Джуд отвечает кислой улыбкой.
– Это точно. – Затем поворачивается ко мне и говорит: – Ты готова сделать это?
Глава 85Отчаянные времена требуют отчаянных порталов
– Подождите, – говорит Иззи, когда мы все нехотя направляемся в сторону двери. Да, нам необходимо оказаться в погребе, но при этом урагане и при том, что вокруг бродят чудовища, добраться до него будет ох как нелегко. – Мы действительно хотим отправиться туда?
– Хотим? Нет, – отвечает ей Луис. – Необходимо ли это? В общем, да. Потому что я уверен, что наш Принц Тьмы не сможет сделать то, что он должен сделать, если мы останемся здесь.
Иззи, глядя на него, оскаливает зубы в улыбке, в которой определенно больше угрозы, чем расположения, затем опять поворачивается к Реми.
– Думаю, тебе надо сделать еще одну попытку создать портал.
Реми закатывает глаза.
– Я ведь говорил тебе, что пытался уже пять раз. Я не могу переправить нас с этого чертова острова.
– Мы больше не пытаемся покинуть этот остров. Нам просто надо попасть в этот погреб для хранения корнеплодов. Наверняка ты можешь проделать хотя бы это. – В ее устах это звучит как вызов и в то же время как оскорбление.

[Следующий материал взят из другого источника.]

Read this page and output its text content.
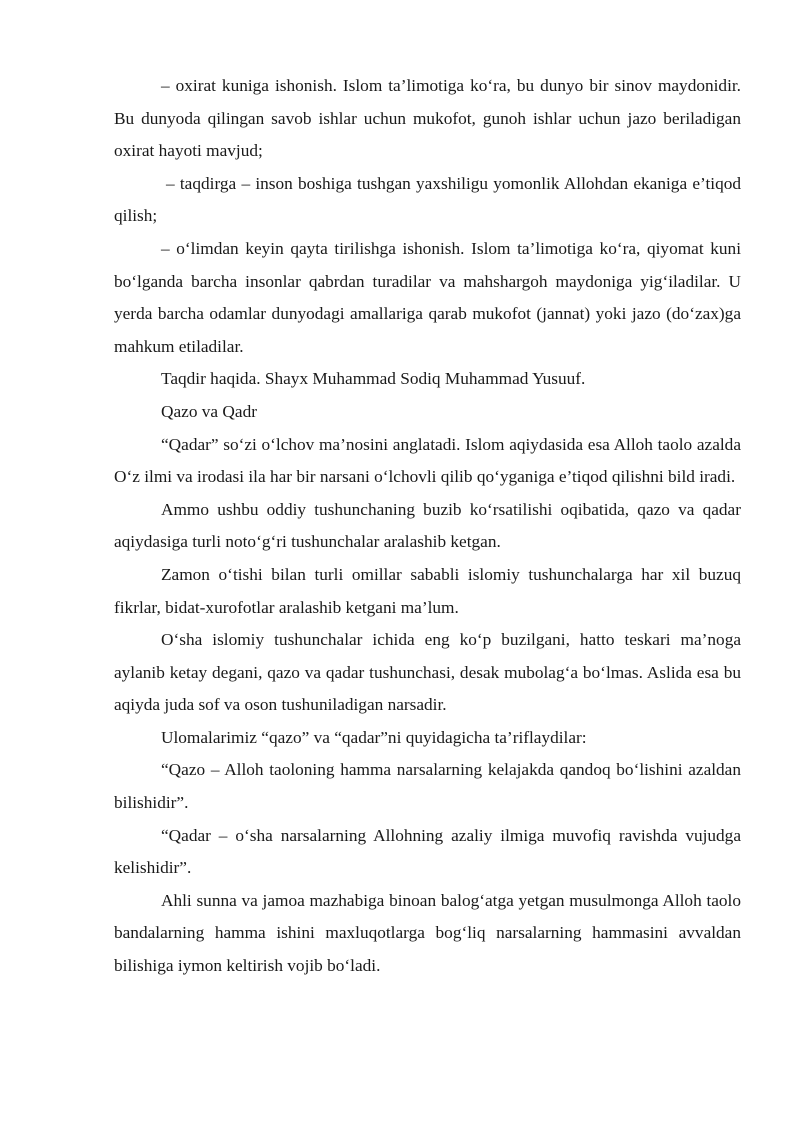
– oxirat kuniga ishonish. Islom ta’limotiga ko‘ra, bu dunyo bir sinov maydonidir. Bu dunyoda qilingan savob ishlar uchun mukofot, gunoh ishlar uchun jazo beriladigan oxirat hayoti mavjud;

– taqdirga – inson boshiga tushgan yaxshiligu yomonlik Allohdan ekaniga e’tiqod qilish;

– o‘limdan keyin qayta tirilishga ishonish. Islom ta’limotiga ko‘ra, qiyomat kuni bo‘lganda barcha insonlar qabrdan turadilar va mahshargoh maydoniga yig‘iladilar. U yerda barcha odamlar dunyodagi amallariga qarab mukofot (jannat) yoki jazo (do‘zax)ga mahkum etiladilar.

Taqdir haqida. Shayx Muhammad Sodiq Muhammad Yusuuf.

Qazo va Qadr

“Qadar” so‘zi o‘lchov ma’nosini anglatadi. Islom aqiydasida esa Alloh taolo azalda O‘z ilmi va irodasi ila har bir narsani o‘lchovli qilib qo‘yganiga e’tiqod qilishni bild iradi.

Ammo ushbu oddiy tushunchaning buzib ko‘rsatilishi oqibatida, qazo va qadar aqiydasiga turli noto‘g‘ri tushunchalar aralashib ketgan.

Zamon o‘tishi bilan turli omillar sababli islomiy tushunchalarga har xil buzuq fikrlar, bidat-xurofotlar aralashib ketgani ma’lum.

O‘sha islomiy tushunchalar ichida eng ko‘p buzilgani, hatto teskari ma’noga aylanib ketay degani, qazo va qadar tushunchasi, desak mubolag‘a bo‘lmas. Aslida esa bu aqiyda juda sof va oson tushuniladigan narsadir.

Ulomalarimiz “qazo” va “qadar”ni quyidagicha ta’riflaydilar:

“Qazo – Alloh taoloning hamma narsalarning kelajakda qandoq bo‘lishini azaldan bilishidir”.

“Qadar – o‘sha narsalarning Allohning azaliy ilmiga muvofiq ravishda vujudga kelishidir”.

Ahli sunna va jamoa mazhabiga binoan balog‘atga yetgan musulmonga Alloh taolo bandalarning hamma ishini maxluqotlarga bog‘liq narsalarning hammasini avvaldan bilishiga iymon keltirish vojib bo‘ladi.
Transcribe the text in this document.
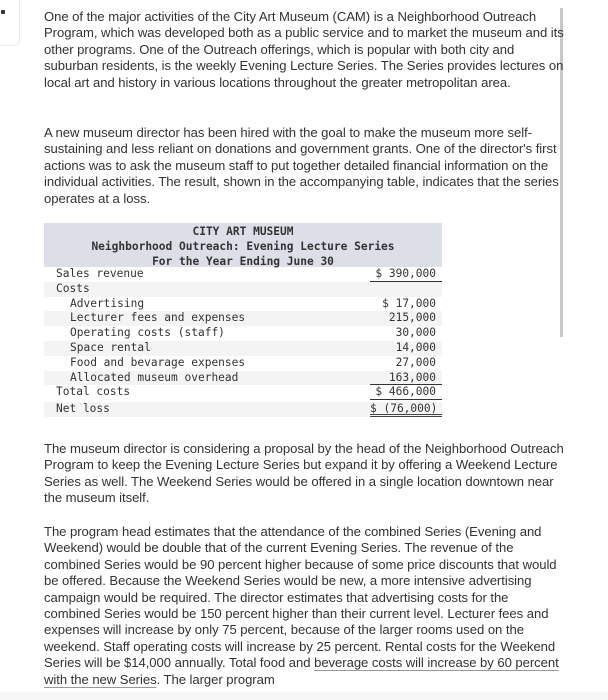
One of the major activities of the City Art Museum (CAM) is a Neighborhood Outreach Program, which was developed both as a public service and to market the museum and its other programs. One of the Outreach offerings, which is popular with both city and suburban residents, is the weekly Evening Lecture Series. The Series provides lectures on local art and history in various locations throughout the greater metropolitan area.

A new museum director has been hired with the goal to make the museum more self-sustaining and less reliant on donations and government grants. One of the director's first actions was to ask the museum staff to put together detailed financial information on the individual activities. The result, shown in the accompanying table, indicates that the series operates at a loss.

The museum director is considering a proposal by the head of the Neighborhood Outreach Program to keep the Evening Lecture Series but expand it by offering a Weekend Lecture Series as well. The Weekend Series would be offered in a single location downtown near the museum itself.

The program head estimates that the attendance of the combined Series (Evening and Weekend) would be double that of the current Evening Series. The revenue of the combined Series would be 90 percent higher because of some price discounts that would be offered. Because the Weekend Series would be new, a more intensive advertising campaign would be required. The director estimates that advertising costs for the combined Series would be 150 percent higher than their current level. Lecturer fees and expenses will increase by only 75 percent, because of the larger rooms used on the weekend. Staff operating costs will increase by 25 percent. Rental costs for the Weekend Series will be $14,000 annually. Total food and beverage costs will increase by 60 percent with the new Series. The larger program

CITY ART MUSEUM
Neighborhood Outreach: Evening Lecture Series
For the Year Ending June 30
Sales revenue	$ 390,000
Costs
Advertising	$ 17,000
Lecturer fees and expenses	215,000
Operating costs (staff)	30,000
Space rental	14,000
Food and bevarage expenses	27,000
Allocated museum overhead	163,000
Total costs	$ 466,000
Net loss	$ (76,000)
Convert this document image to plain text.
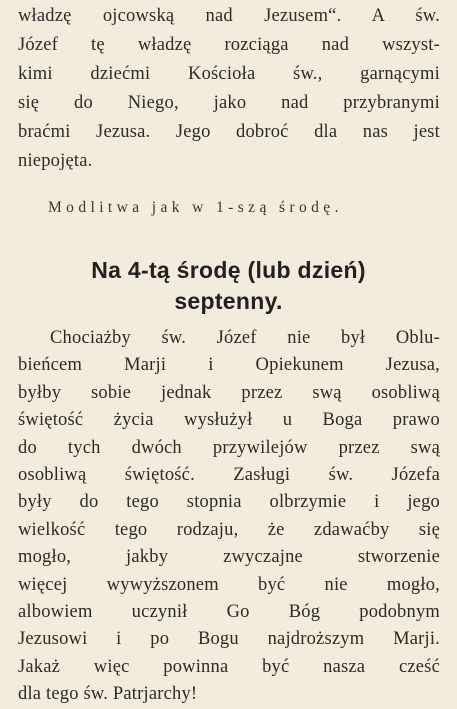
władzę ojcowską nad Jezusem“. A św.
Józef tę władzę rozciąga nad wszyst-
kimi dziećmi Kościoła św., garnącymi
się do Niego, jako nad przybranymi
braćmi Jezusa. Jego dobroć dla nas jest
niepojęta.
Modlitwa jak w 1-szą środę.
Na 4-tą środę (lub dzień)
septenny.
Chociażby św. Józef nie był Oblu-
bieńcem Marji i Opiekunem Jezusa,
byłby sobie jednak przez swą osobliwą
świętość życia wysłużył u Boga prawo
do tych dwóch przywilejów przez swą
osobliwą świętość. Zasługi św. Józefa
były do tego stopnia olbrzymie i jego
wielkość tego rodzaju, że zdawaćby się
mogło, jakby zwyczajne stworzenie
więcej wywyższonem być nie mogło,
albowiem uczynił Go Bóg podobnym
Jezusowi i po Bogu najdroższym Marji.
Jakaż więc powinna być nasza cześć
dla tego św. Patrjarchy!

– Дело не в том, что я могу сделать, – отвечает он с оскорбленным видом. – А в том, что создание порталов здесь заблокировано.
– Этот блок был снят, чтобы создать тот паскудный портал, из-за которого мы и застряли здесь. Мы уже решили, что в этом урагане есть что-то странное, что он старается во что бы то ни стало удержать нас на этом острове. Так что давай, перестань вести себя как ребенок из-за маленькой неудачи и перенеси нас в этот погреб.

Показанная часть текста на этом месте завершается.